Le gouvernement français invité à accélérer les réformes structurelles
Pour 2006, le FMI recommande vivement au gouvernement français de fairedesefforts supplémentaires en matière de dépenses et d’accélérer le rythme des ajustements s’il veut réaliser son objectif de réduction du déficit public à 2,9 % du PIB. En septembre dernier, dans ses prévisions économiques mondiales, le FMI tablait encore sur un déficit public de la France à 3,5 % du PIB en 2005 et à 3,9 % en 2006. D’une manière générale, le FMI apporte son soutien à l’objectif des autorités françaises de ne pas augmenter les dépenses publiques en termes réels et de réduire la croissance des dépenses en matière de santé.
Malgré la surprise de la faiblesse de la croissance au cours du deuxième trimestre, les experts du FMI voient la croissance du PIB atteindre 1,5 % cette année.
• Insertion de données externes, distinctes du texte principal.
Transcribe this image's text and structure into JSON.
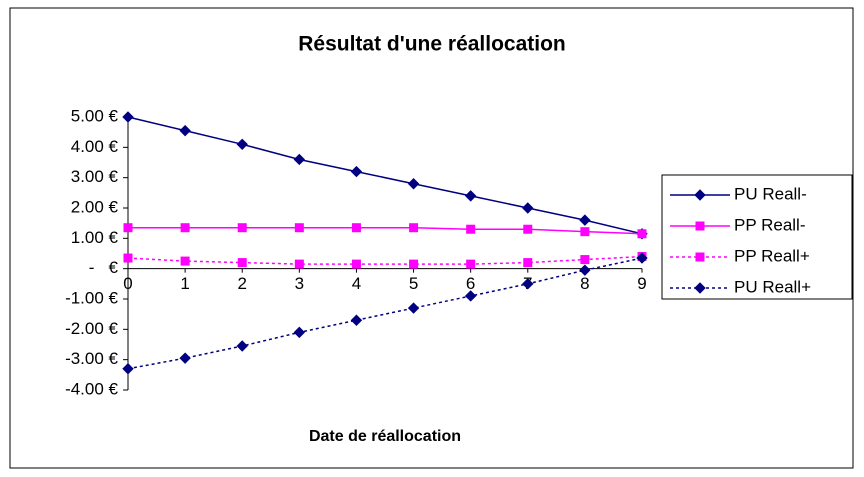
{
  "chart_data": {
    "type": "line",
    "title": "Résultat d'une réallocation",
    "x_label": "Date de réallocation",
    "x": [
      0,
      1,
      2,
      3,
      4,
      5,
      6,
      7,
      8,
      9
    ],
    "xlim": [
      0,
      9
    ],
    "xticks": [
      0,
      1,
      2,
      3,
      4,
      5,
      6,
      7,
      8,
      9
    ],
    "ylim": [
      -4,
      5
    ],
    "yticks": [
      {
        "value": 5,
        "label": "5.00 €"
      },
      {
        "value": 4,
        "label": "4.00 €"
      },
      {
        "value": 3,
        "label": "3.00 €"
      },
      {
        "value": 2,
        "label": "2.00 €"
      },
      {
        "value": 1,
        "label": "1.00 €"
      },
      {
        "value": 0,
        "label": "-   €"
      },
      {
        "value": -1,
        "label": "-1.00 €"
      },
      {
        "value": -2,
        "label": "-2.00 €"
      },
      {
        "value": -3,
        "label": "-3.00 €"
      },
      {
        "value": -4,
        "label": "-4.00 €"
      }
    ],
    "grid": false,
    "legend": "right",
    "series": [
      {
        "name": "PU Reall-",
        "color": "#000080",
        "style": "solid",
        "marker": "diamond",
        "values": [
          5.0,
          4.55,
          4.1,
          3.6,
          3.2,
          2.8,
          2.4,
          2.0,
          1.6,
          1.15
        ]
      },
      {
        "name": "PP Reall-",
        "color": "#ff00ff",
        "style": "solid",
        "marker": "square",
        "values": [
          1.35,
          1.35,
          1.35,
          1.35,
          1.35,
          1.35,
          1.3,
          1.3,
          1.22,
          1.15
        ]
      },
      {
        "name": "PP Reall+",
        "color": "#ff00ff",
        "style": "dotted",
        "marker": "square",
        "values": [
          0.35,
          0.25,
          0.2,
          0.15,
          0.15,
          0.15,
          0.15,
          0.2,
          0.3,
          0.4
        ]
      },
      {
        "name": "PU Reall+",
        "color": "#000080",
        "style": "dotted",
        "marker": "diamond",
        "values": [
          -3.3,
          -2.95,
          -2.55,
          -2.1,
          -1.7,
          -1.3,
          -0.9,
          -0.5,
          -0.05,
          0.35
        ]
      }
    ]
  }
}
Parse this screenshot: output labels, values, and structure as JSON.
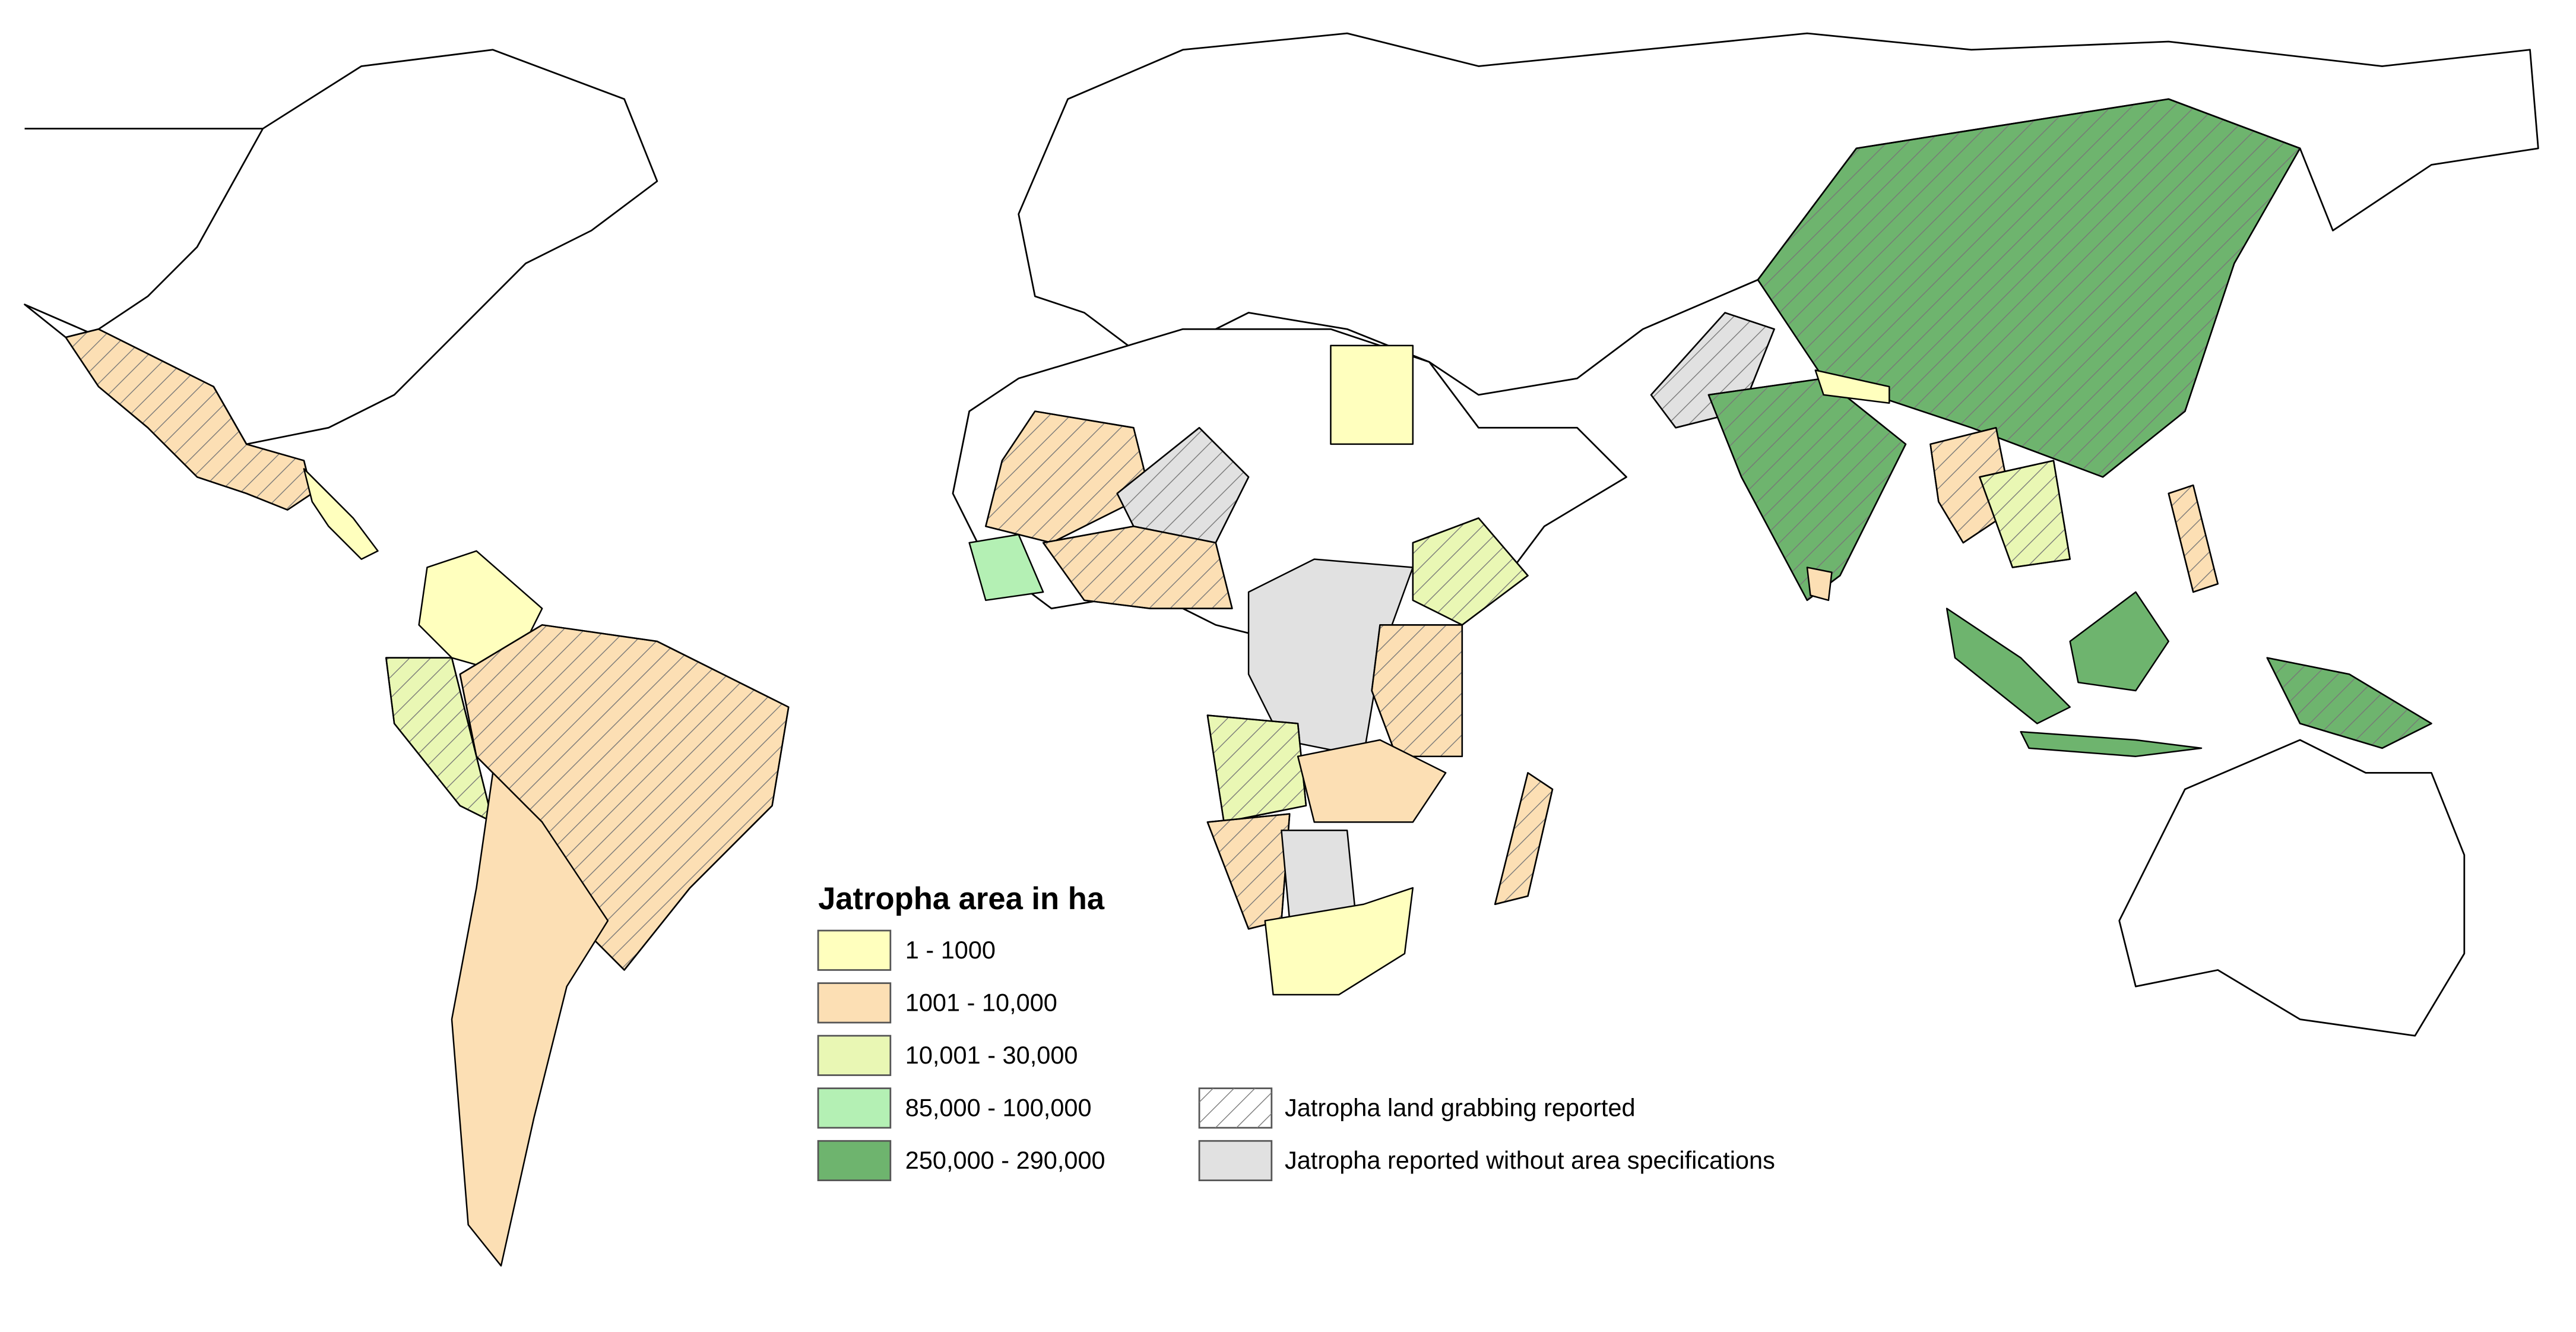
{
  "legend": {
    "title": "Jatropha area in ha",
    "classes": [
      {
        "label": "1 - 1000",
        "color": "#ffffbe"
      },
      {
        "label": "1001 - 10,000",
        "color": "#fcdfb4"
      },
      {
        "label": "10,001 - 30,000",
        "color": "#e9f7b4"
      },
      {
        "label": "85,000 - 100,000",
        "color": "#b4f0b4"
      },
      {
        "label": "250,000 - 290,000",
        "color": "#6eb46e"
      }
    ],
    "patterns": [
      {
        "label": "Jatropha land grabbing reported"
      },
      {
        "label": "Jatropha reported without area specifications",
        "color": "#e1e1e1"
      }
    ]
  }
}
Elle devrait se situer à 1,8 % en 2006. Le FMI souligne cependant que le niveau du déficit extérieur augmente les questions sur la compétitivité de l’économie française.
Sur le front du marché du travail, le FMI note que, malgré quelques améliorations dans les années 1990, le taux d’emploi est un des plus faibles des pays de l’OCDE (Organisation de coopération et de développement économiques). Le rapport souligne les charges sociales élevées ainsi qu’une faible flexibilité de la politique de rémunération pour les bas salaires. Il note que la croissance économique a créé moins d’emplois qu’observé auparavant et que le taux de chômage a continué de progresser alors que les entreprises ont augmenté le nombre d’heures travaillées par employé.
Par ailleurs, le rapport publié par l’organisation internationale insiste sur la nécessité pour Paris de faire preuve de la flexibilité nécessaire pour contribuer au succès du cycle de Doha des négociations de l’OMC sur la libéralisation du commerce mondial.